Crop rotation is very important for keeping bugs and diseases at bay. I discovered this personally with 2nd round potatoes. Most of the time you will find either the yield is very low or the potatoes have been eaten into. Best to leave them in for more than 3 months until the leaf has totally died away, and they have sprouted properly in the soil. Potatoes only need to be watered once a week, they are a very forgiving vegetable to grow. About a month after planting them in the soil you should add some mulch like seaweed or wood chips, this will help with the sprouting process in the soil. It is important with higher maintenance plants that you keep the maintenance up, make sure you clip away the dead leaves and add blood and bone or lime once a week (optimizing soil PH). My current potatoes will be in for another month or two. After which I will plant some seedling zucchinis, and hopefully the last of the summer season will yield some fruit.

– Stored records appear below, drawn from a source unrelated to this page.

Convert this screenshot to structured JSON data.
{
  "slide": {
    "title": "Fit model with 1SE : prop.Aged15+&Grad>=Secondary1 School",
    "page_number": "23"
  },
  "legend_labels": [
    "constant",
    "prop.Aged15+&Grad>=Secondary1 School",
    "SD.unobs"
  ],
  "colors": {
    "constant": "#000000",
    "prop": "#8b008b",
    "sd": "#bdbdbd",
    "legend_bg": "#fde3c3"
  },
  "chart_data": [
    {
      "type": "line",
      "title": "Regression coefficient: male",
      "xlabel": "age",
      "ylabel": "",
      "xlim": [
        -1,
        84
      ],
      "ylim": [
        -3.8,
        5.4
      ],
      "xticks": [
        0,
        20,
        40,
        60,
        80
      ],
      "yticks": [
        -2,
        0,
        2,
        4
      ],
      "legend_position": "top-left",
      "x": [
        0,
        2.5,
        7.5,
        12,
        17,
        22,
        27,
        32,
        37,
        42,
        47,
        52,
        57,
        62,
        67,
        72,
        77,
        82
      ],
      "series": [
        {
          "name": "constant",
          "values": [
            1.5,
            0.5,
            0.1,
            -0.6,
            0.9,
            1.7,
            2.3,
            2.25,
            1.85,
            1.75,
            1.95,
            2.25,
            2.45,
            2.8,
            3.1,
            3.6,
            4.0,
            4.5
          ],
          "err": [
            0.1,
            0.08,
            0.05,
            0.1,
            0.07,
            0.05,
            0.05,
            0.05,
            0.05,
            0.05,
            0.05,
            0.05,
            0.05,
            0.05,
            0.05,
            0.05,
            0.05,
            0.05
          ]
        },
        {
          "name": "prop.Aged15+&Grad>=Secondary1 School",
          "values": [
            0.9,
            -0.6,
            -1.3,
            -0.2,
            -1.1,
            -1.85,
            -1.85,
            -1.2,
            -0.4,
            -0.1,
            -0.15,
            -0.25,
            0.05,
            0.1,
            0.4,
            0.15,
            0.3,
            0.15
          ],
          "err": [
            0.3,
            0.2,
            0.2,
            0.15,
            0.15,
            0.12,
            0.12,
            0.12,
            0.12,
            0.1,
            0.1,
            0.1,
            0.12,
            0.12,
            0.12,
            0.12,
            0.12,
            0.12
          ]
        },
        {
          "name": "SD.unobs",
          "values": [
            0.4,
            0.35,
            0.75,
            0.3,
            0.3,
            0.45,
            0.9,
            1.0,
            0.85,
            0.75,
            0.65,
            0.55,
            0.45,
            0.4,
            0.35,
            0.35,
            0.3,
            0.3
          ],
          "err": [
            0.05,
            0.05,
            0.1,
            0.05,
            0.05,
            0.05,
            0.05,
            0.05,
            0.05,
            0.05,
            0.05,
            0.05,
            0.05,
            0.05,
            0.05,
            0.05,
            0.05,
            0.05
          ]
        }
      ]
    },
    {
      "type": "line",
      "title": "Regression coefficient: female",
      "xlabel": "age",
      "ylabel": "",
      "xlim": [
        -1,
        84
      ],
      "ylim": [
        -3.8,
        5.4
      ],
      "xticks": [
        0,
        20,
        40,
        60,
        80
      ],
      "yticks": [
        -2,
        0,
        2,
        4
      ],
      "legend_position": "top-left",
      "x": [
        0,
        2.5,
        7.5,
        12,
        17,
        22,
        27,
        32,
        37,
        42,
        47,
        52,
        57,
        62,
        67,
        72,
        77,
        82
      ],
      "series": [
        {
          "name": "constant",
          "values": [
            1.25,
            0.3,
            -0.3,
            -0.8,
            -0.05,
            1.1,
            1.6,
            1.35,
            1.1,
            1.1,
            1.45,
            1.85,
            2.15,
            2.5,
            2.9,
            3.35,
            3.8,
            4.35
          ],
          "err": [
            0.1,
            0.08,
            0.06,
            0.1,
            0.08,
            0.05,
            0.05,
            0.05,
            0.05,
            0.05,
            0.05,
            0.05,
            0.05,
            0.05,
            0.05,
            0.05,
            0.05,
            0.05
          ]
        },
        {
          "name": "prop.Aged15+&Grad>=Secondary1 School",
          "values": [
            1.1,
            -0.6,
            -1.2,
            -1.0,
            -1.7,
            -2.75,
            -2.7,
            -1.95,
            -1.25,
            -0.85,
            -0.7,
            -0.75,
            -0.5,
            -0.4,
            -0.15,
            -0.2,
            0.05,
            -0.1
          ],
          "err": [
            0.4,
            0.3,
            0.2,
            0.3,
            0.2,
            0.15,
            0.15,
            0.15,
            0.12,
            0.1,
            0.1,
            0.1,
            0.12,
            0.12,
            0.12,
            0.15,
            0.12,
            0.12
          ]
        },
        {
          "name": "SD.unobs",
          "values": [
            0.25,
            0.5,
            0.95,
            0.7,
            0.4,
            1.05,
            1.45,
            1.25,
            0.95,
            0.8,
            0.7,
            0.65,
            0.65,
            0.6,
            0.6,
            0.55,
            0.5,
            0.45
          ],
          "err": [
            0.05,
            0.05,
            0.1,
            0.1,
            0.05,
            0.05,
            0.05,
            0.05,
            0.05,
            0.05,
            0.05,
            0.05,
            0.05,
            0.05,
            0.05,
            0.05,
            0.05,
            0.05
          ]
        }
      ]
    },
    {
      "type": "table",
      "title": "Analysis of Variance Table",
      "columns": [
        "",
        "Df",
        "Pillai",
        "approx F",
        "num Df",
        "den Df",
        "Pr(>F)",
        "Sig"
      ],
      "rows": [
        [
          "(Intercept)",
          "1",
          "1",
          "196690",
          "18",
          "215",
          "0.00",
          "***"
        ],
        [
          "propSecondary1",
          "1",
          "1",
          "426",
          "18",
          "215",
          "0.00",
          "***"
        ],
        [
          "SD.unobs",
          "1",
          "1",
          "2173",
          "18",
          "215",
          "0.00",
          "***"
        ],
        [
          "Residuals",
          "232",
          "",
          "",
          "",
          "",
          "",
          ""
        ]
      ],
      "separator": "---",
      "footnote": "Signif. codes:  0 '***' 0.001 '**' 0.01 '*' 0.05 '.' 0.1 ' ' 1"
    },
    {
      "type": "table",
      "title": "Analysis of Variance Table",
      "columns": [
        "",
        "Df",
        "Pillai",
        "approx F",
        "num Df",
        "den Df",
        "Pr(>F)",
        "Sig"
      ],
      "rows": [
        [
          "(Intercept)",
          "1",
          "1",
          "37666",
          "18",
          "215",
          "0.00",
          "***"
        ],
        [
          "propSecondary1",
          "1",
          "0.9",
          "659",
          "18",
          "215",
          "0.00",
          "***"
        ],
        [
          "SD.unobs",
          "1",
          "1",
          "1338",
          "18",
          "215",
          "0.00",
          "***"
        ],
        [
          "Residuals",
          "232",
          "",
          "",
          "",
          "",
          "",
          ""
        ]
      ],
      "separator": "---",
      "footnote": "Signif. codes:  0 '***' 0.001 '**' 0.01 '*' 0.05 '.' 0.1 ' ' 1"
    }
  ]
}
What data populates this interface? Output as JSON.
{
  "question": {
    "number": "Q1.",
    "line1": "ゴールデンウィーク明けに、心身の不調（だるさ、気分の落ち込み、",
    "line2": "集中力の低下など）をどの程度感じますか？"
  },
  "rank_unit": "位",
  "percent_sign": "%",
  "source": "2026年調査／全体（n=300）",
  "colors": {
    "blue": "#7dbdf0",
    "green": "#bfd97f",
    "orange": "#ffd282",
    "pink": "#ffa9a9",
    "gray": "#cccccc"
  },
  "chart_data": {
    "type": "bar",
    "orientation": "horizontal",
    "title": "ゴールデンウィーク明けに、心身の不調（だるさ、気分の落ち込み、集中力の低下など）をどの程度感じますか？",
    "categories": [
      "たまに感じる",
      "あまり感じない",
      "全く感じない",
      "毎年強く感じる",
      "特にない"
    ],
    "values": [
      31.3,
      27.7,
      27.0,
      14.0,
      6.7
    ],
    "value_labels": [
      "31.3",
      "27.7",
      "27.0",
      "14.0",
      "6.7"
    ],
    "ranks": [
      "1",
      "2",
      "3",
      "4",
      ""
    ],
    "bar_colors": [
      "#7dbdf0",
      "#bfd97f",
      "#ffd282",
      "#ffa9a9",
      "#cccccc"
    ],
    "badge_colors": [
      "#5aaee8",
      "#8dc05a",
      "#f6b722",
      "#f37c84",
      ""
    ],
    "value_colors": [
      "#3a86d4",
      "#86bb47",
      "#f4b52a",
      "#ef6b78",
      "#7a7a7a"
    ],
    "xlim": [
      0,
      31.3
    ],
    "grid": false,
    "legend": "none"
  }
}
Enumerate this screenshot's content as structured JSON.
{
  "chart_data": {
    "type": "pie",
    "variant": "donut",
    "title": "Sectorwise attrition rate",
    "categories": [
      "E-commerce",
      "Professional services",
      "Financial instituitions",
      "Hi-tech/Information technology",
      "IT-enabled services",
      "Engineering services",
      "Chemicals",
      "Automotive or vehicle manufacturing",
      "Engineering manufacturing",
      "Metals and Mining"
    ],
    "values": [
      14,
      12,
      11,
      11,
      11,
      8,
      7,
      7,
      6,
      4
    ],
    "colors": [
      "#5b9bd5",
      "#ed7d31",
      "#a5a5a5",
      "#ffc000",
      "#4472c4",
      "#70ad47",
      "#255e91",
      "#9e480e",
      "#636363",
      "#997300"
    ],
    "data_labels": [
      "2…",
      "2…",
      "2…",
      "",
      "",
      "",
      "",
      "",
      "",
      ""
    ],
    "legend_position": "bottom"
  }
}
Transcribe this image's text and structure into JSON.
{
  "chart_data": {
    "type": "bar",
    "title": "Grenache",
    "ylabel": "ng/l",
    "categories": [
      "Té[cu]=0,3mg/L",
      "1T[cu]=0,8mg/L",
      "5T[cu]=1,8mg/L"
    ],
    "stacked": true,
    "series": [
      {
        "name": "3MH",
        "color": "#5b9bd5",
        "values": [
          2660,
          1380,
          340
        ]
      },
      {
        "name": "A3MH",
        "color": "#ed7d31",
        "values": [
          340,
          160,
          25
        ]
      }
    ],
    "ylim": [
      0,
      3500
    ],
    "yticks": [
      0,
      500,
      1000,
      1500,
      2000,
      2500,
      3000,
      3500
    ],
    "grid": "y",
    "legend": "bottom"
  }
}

Gardening is always a learning process. And I still have much to learn. But it is enjoyable to be outside and working with my hands. Obviously, it is enjoyable to eat your own produce. Last summer season was not good in this respect. I blame this on not keeping up with maintenance. The PH of the soil probably got too low, and maybe I should have added some lime to raise my soils PH, i.e. increase its alkalinity. This is what I'll be doing this season, and fingers are crossed that we will be enjoying lots of our garden produce this summer.